The study of coral–algal symbiosis has been constrained by the difficulties of maintaining corals ex situ and of manipulating the coral–algal association to unravel symbiosis functioning. Here, we showed that adopting G. fascicularis as a model system can alleviate these limitations. Its demonstrated compatibility to rearing in simplified systems and experimental applications, together with the repeated spawning in aquaria, confirm the high tractability of this coral species. Further, the possibility to readily obtain aposymbiotic individuals suitable for detailed study and symbiosis reestablishment set the stage for exciting future developments in coral symbiosis research which is necessary to understand corals’ potential to cope with changing oceans.

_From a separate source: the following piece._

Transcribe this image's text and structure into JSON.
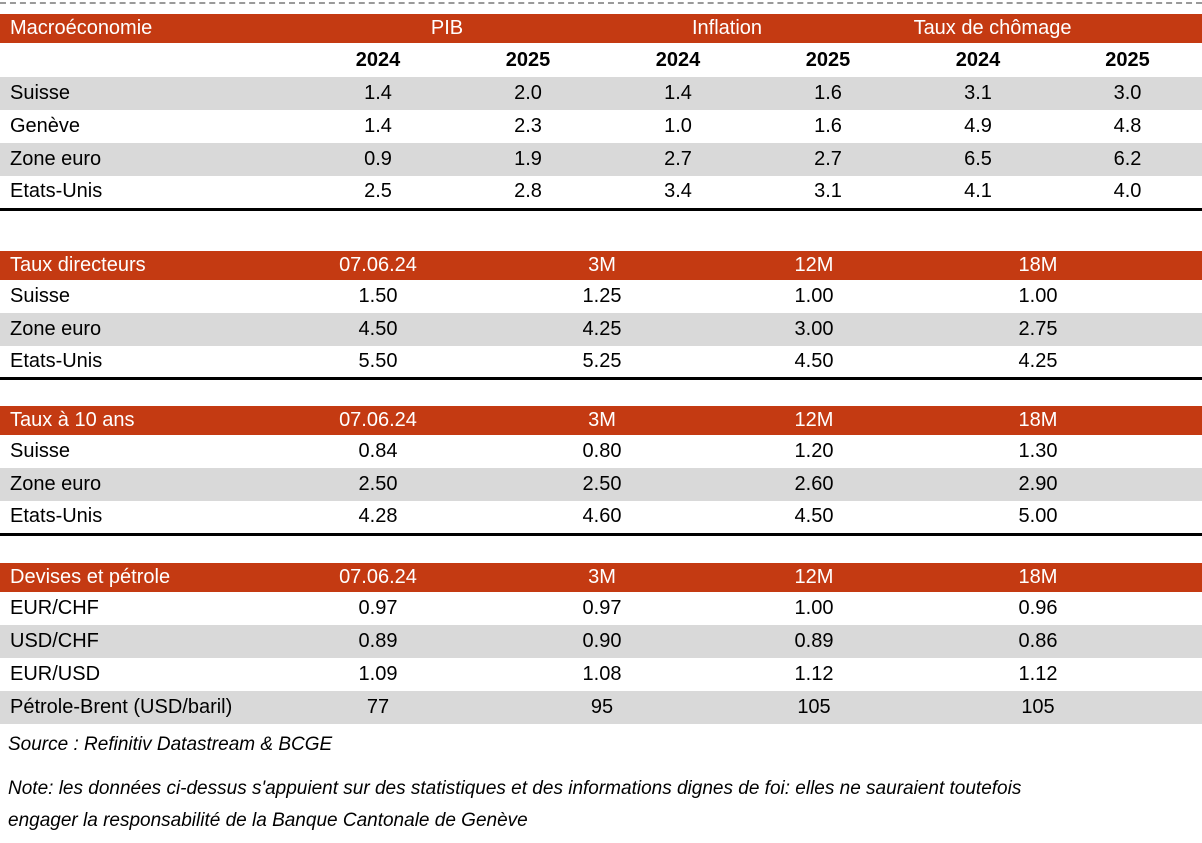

Besides these strengths, our study also highlights areas worth future efforts on the path to developing the G. fascicularis model system further. These include: i) characterization of the effect of menthol on the rest of the coral microbiome (e.g., bacteria); ii) development of custom feed for long-term maintenance of bleached individuals; iii) assessment of long-term persistence of non-native Symbiodiniaceae, and testing of a variety of symbiont strains to understand the breadth of symbiont diversity that can be accommodated by the G. fascicularis host; iv) further characterization of host colonies and genotypes with the aim of establishing clonal lines, and from these, isolate and establish Symbiodiniaceae cultures, mirroring for example the development of the Aiptasia model; and v) development of collaborative platforms and open-access community resources around this emerging model system to accelerate research and discovery.